Nice sunny weather, I thought, to book a cruise that will take me down the famous Hudson river and round the Statue of Liberty. But, of course, the clouds opened up and wept the very day I was due to take the tour…just your luck, hon, some New Yorkers might say.

Still, it was a nice relaxing ride and as our boat passed the 20th bridge--there are over 2,000 bridges and tunnels in the New York City metro area--my eyes gazed into the sky, and I thought about what it would take for cloud to fly.

I'm referring, of course, to cloud computing.

The concept of utility computing, an important component of cloud, has always appealed to me. I hate paying for more than I need and like having the ability to use the services I want, when I want.

But, fulfilling those requirements alone isn't enough for most businesses, as well as governments. One of the strongest objections to cloud focuses on security and control. Data in a cloud infrastructure typically resides at the service provider's data center, outside the customer's premise, and alongside critical data from other companies.

Sometimes, the data can be stored at data centers located overseas and under foreign jurisdiction. This poses a problem for companies, particularly financial institutions, that may be keen to adopt cloud technologies but are bound by regulations prohibiting them from moving and hosting data outside the country and in the cloud.
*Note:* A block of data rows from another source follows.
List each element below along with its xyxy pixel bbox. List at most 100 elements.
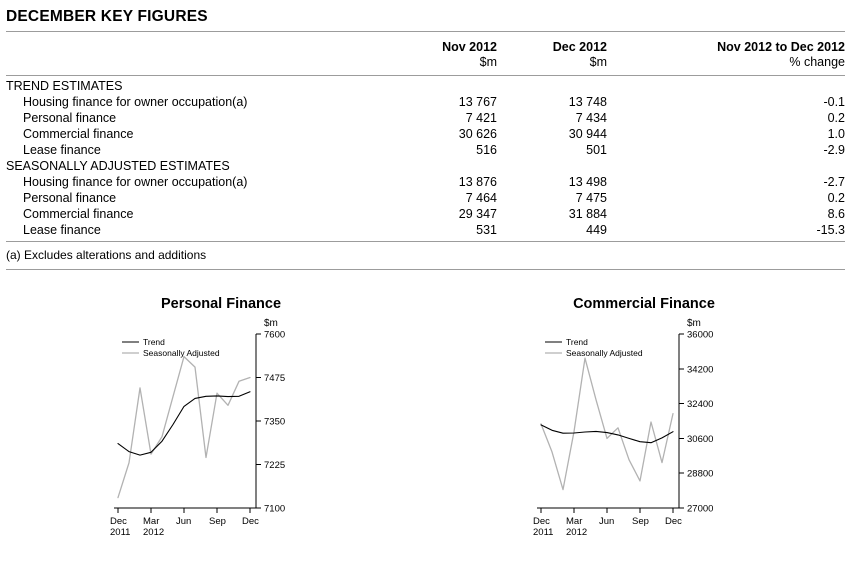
commercial-finance-chart: Commercial Finance $m 27000 28800 30600 3240…	[519, 296, 769, 558]
value-nov: 13 767	[458, 95, 497, 109]
row-label: Commercial finance	[23, 207, 134, 221]
value-change: 0.2	[827, 111, 845, 125]
personal-finance-plot: $m 7100 7225 7350 7475 7600 Dec 2011 Mar 2012 Jun S…	[96, 316, 346, 558]
value-change: 8.6	[827, 207, 845, 221]
divider	[6, 241, 845, 242]
chart-title: Personal Finance	[160, 296, 282, 312]
value-change: -0.1	[823, 95, 845, 109]
row-label: Commercial finance	[23, 127, 134, 141]
value-dec: 449	[586, 223, 607, 237]
svg-text:Mar: Mar	[566, 516, 582, 527]
svg-text:7225: 7225	[264, 460, 285, 471]
table-row: Housing finance for owner occupation(a) …	[6, 94, 845, 110]
row-label: Housing finance for owner occupation(a)	[23, 175, 248, 189]
value-dec: 13 498	[568, 175, 607, 189]
svg-text:2011: 2011	[110, 527, 130, 538]
svg-text:Jun: Jun	[176, 516, 191, 527]
table-row: Commercial finance 29 347 31 884 8.6	[6, 206, 845, 222]
section-heading: SEASONALLY ADJUSTED ESTIMATES	[6, 159, 230, 173]
svg-text:Dec: Dec	[110, 516, 127, 527]
column-header-label: Nov 2012	[442, 40, 497, 54]
value-change: -15.3	[816, 223, 846, 237]
value-change: -2.7	[823, 175, 845, 189]
value-nov: 30 626	[458, 127, 497, 141]
table-row: Lease finance 516 501 -2.9	[6, 142, 845, 158]
personal-finance-chart: Personal Finance $m 7100 7225 7350 7475 7600 D…	[96, 296, 346, 558]
column-header-unit: $m	[589, 55, 607, 69]
table-footnote: (a) Excludes alterations and additions	[6, 248, 207, 262]
svg-text:7475: 7475	[264, 373, 285, 384]
table-row: Commercial finance 30 626 30 944 1.0	[6, 126, 845, 142]
svg-text:7350: 7350	[264, 417, 285, 428]
svg-text:Trend: Trend	[143, 337, 165, 347]
svg-text:Mar: Mar	[143, 516, 159, 527]
key-figures-page: DECEMBER KEY FIGURES Nov 2012 $m Dec 201…	[6, 8, 845, 558]
column-header-dec: Dec 2012 $m	[497, 40, 607, 70]
key-figures-table: Nov 2012 $m Dec 2012 $m Nov 2012 to Dec …	[6, 32, 845, 270]
value-change: -2.9	[823, 143, 845, 157]
value-nov: 516	[476, 143, 497, 157]
row-label: Housing finance for owner occupation(a)	[23, 95, 248, 109]
row-label: Lease finance	[23, 143, 101, 157]
value-dec: 30 944	[568, 127, 607, 141]
svg-text:Jun: Jun	[599, 516, 614, 527]
page-title: DECEMBER KEY FIGURES	[6, 8, 208, 25]
svg-text:34200: 34200	[687, 364, 713, 375]
commercial-finance-plot: $m 27000 28800 30600 32400 34200 36000 Dec 2011 M…	[519, 316, 769, 558]
divider	[6, 31, 845, 32]
value-dec: 31 884	[568, 207, 607, 221]
value-change: 0.2	[827, 191, 845, 205]
table-row: Housing finance for owner occupation(a) …	[6, 174, 845, 190]
chart-title: Commercial Finance	[573, 296, 715, 312]
column-header-unit: $m	[479, 55, 497, 69]
table-row: Lease finance 531 449 -15.3	[6, 222, 845, 238]
row-label: Personal finance	[23, 191, 117, 205]
svg-text:27000: 27000	[687, 504, 713, 515]
svg-text:Seasonally Adjusted: Seasonally Adjusted	[143, 348, 220, 358]
svg-text:Sep: Sep	[209, 516, 226, 527]
value-nov: 531	[476, 223, 497, 237]
svg-text:Trend: Trend	[566, 337, 588, 347]
row-label: Lease finance	[23, 223, 101, 237]
value-dec: 501	[586, 143, 607, 157]
value-nov: 7 421	[465, 111, 497, 125]
column-header-nov: Nov 2012 $m	[387, 40, 497, 70]
svg-text:2012: 2012	[566, 527, 587, 538]
value-nov: 13 876	[458, 175, 497, 189]
svg-text:2011: 2011	[533, 527, 553, 538]
svg-text:Sep: Sep	[632, 516, 649, 527]
divider	[6, 75, 845, 76]
table-header-row: Nov 2012 $m Dec 2012 $m Nov 2012 to Dec …	[6, 32, 845, 75]
section-heading-row: SEASONALLY ADJUSTED ESTIMATES	[6, 158, 845, 174]
svg-text:$m: $m	[264, 318, 278, 329]
value-change: 1.0	[827, 127, 845, 141]
table-row: Personal finance 7 464 7 475 0.2	[6, 190, 845, 206]
svg-text:2012: 2012	[143, 527, 164, 538]
svg-text:28800: 28800	[687, 469, 713, 480]
svg-text:Seasonally Adjusted: Seasonally Adjusted	[566, 348, 643, 358]
value-dec: 13 748	[568, 95, 607, 109]
svg-text:36000: 36000	[687, 330, 713, 341]
svg-text:30600: 30600	[687, 434, 713, 445]
svg-text:Dec: Dec	[665, 516, 682, 527]
section-heading-row: TREND ESTIMATES	[6, 78, 845, 94]
row-label: Personal finance	[23, 111, 117, 125]
value-dec: 7 434	[575, 111, 607, 125]
header-spacer	[6, 40, 387, 70]
column-header-label: Nov 2012 to Dec 2012	[717, 40, 845, 54]
column-header-label: Dec 2012	[552, 40, 607, 54]
divider	[6, 269, 845, 270]
svg-text:$m: $m	[687, 318, 701, 329]
table-body: TREND ESTIMATES Housing finance for owne…	[6, 76, 845, 241]
section-heading: TREND ESTIMATES	[6, 79, 123, 93]
column-header-unit: % change	[789, 55, 845, 69]
charts-section: Personal Finance $m 7100 7225 7350 7475 7600 D…	[6, 296, 845, 558]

There are ways to work around such concerns, one of which is to build private clouds. But, that effectively eliminates the benefit of being able to easily scale resources up and down--a key advantage cloud offers.

Aside from regulation and security concerns, there are also other issues related to network availability and latency. It would be terribly cumbersome to have to locate, get to a network point and wire up each time you need to access a service, or simply to get to a piece of data. Also, depending on where you're accessing the service, network latency could be a significant challenge.

But, for some companies, the cost and management benefits cloud computing can potentially provide are compelling, especially in these tough economic times.

So, what will it take for cloud to take off? First and foremost, governments will have to relook data policies and establish legislation that give provisions for cloud infrastructure, and at the same time, ensure the same level of security these regulations were intended to provide.

Otherwise, all the APIs and development efforts to ensure services in the cloud can interoperate will mean nought if businesses are barred from using them.

Until then, I'll take another walk down Times Square before my flight back home, and think about what it'll mean if those Broadway lights could be turned on and off via a cloud...forgetaboutit.